Tuesday, August 16, 2016

Games@Dal 2016: Urban talks about Drawing Triangles

Games@Dal 2016 talks: "Hopeful Windows in Cellular Automata and Combinatorial Games" - Urban Larsson

Urban talked about the Hopeful Window Triangle-Placing Game, a very interesting game based on his work with cellular automata games.  In this game, there are multiple steps per turn revolving around drawing a digital 45-45-90 triangle on a grid.  The triangle always has one box at the top, and the hypotenuse descends on the left-hand side.  There is a single box lower in the grid that is the blocking box:
  • No triangle can be drawn that contains that box, and
  • The first player to draw a triangle past that box wins.
At the beginning of each turn, there are candidate boxes that the current player can start with are all in a horizontal row.  (I'll explain how those are generated as part of the turn below.)  The steps to each turn are:
  • The current player chooses one of the candidate boxes for the top of the triangle, then draws it as far down as they want.  (If they start out to the left of the blocking box, then they can automatically win by drawing a large-enough triangle.  Otherwise, they can't cover up the blocking box.)
  • Consider the boxes directly beneath the drawn triangle - the triangle's support, but increase this set by extending to the left and the right by two boxes on each side.  (This can be parameterized to be any l and r numbers.)
  • Inside of this elongated support, the next player chooses a "hopeful window" of, say, 6 adjacent boxes.  (Again, this can be parameterized.)
  • The previous player then gets to block, say, 3 of the boxes in that window.  (Parameterizeable again.)

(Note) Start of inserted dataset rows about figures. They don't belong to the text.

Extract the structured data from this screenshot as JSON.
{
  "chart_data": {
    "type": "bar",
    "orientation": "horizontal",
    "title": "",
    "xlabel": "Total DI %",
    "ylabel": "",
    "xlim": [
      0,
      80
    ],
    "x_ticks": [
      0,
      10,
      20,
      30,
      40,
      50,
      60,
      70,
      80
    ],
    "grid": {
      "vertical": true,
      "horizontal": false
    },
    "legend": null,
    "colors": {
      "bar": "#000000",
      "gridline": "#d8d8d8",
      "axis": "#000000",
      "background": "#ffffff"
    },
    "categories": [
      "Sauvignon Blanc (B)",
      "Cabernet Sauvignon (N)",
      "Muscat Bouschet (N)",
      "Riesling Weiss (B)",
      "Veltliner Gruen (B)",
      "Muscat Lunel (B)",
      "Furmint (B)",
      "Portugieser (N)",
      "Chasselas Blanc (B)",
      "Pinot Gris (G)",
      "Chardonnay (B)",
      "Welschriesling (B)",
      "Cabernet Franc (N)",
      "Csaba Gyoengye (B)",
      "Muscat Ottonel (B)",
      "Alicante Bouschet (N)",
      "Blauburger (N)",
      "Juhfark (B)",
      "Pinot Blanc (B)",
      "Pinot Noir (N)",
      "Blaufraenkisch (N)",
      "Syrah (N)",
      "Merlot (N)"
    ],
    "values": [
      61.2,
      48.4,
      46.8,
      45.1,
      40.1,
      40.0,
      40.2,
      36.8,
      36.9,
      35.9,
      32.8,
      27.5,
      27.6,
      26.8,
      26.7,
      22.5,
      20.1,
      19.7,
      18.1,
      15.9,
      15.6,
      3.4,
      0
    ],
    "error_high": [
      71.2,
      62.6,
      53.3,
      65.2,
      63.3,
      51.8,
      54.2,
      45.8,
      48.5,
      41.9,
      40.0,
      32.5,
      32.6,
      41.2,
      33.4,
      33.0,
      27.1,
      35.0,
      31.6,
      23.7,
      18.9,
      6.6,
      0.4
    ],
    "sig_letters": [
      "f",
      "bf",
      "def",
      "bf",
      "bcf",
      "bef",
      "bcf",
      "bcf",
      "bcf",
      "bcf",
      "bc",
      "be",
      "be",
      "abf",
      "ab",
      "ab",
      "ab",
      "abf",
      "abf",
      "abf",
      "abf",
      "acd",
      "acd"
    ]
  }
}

  • The remaining 3 (in this example) boxes from that window become the candidate top boxes for the next player to choose from on their turn.

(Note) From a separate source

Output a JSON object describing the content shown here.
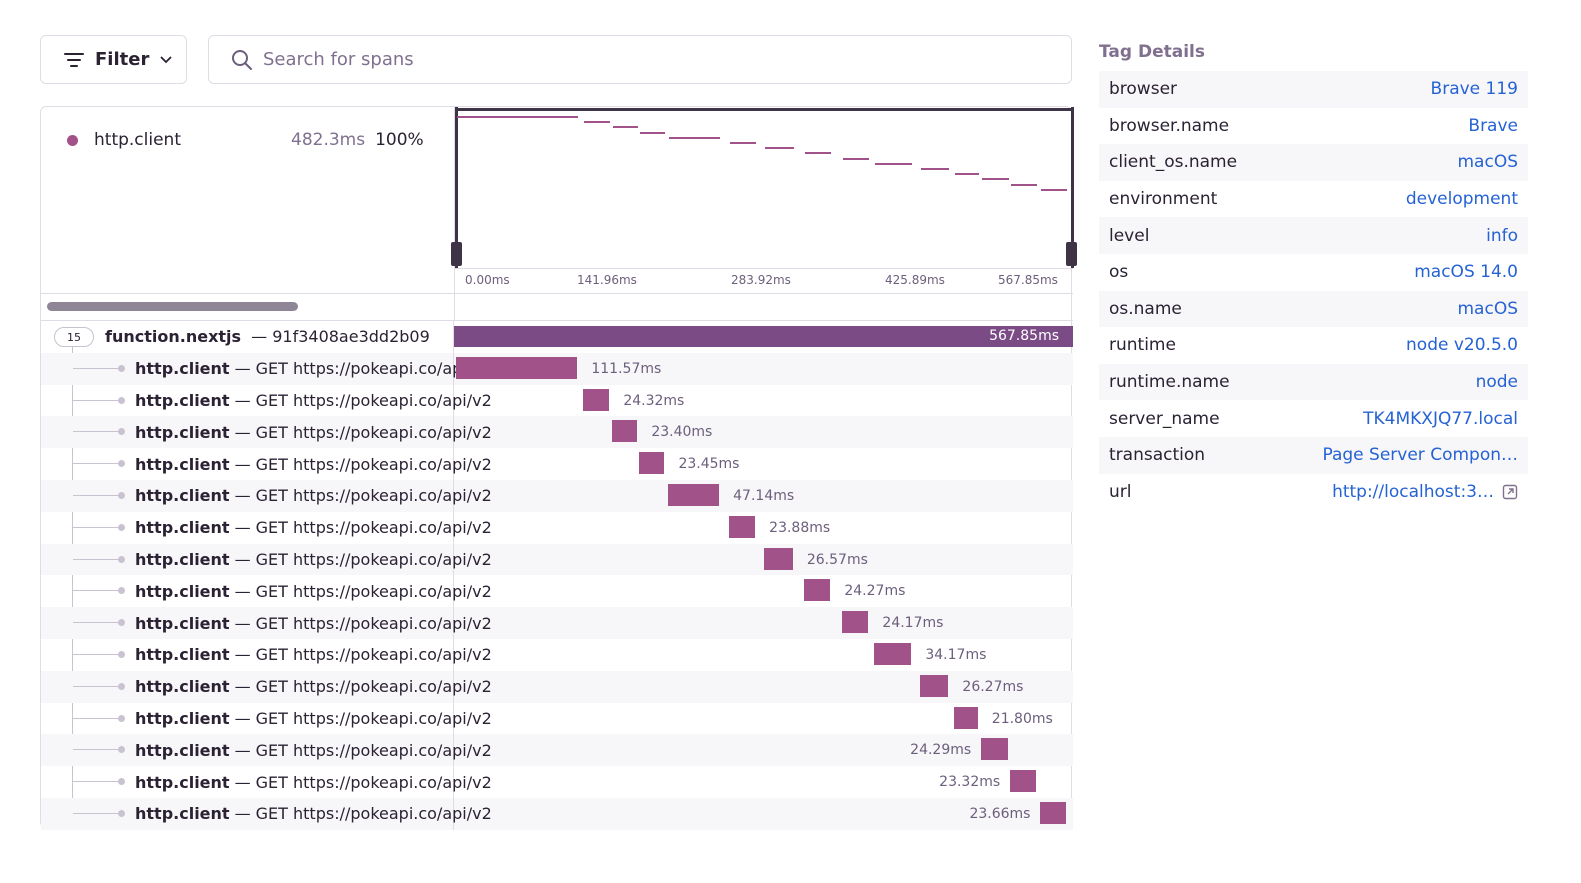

The game is certainly a bit complex, but Urban found an extremely surprising relationship between this game and automata that generate Sierpinski-Triangle figures.  By using the l, r, w (window size), and b (number of block) parameters in the formula for the triangle-creating automata, the resulting pattern of triangles tells you exactly which boxes you should choose to start a new triangle from: choose one of exactly those which remain uncolored in the diagram.  Amazing!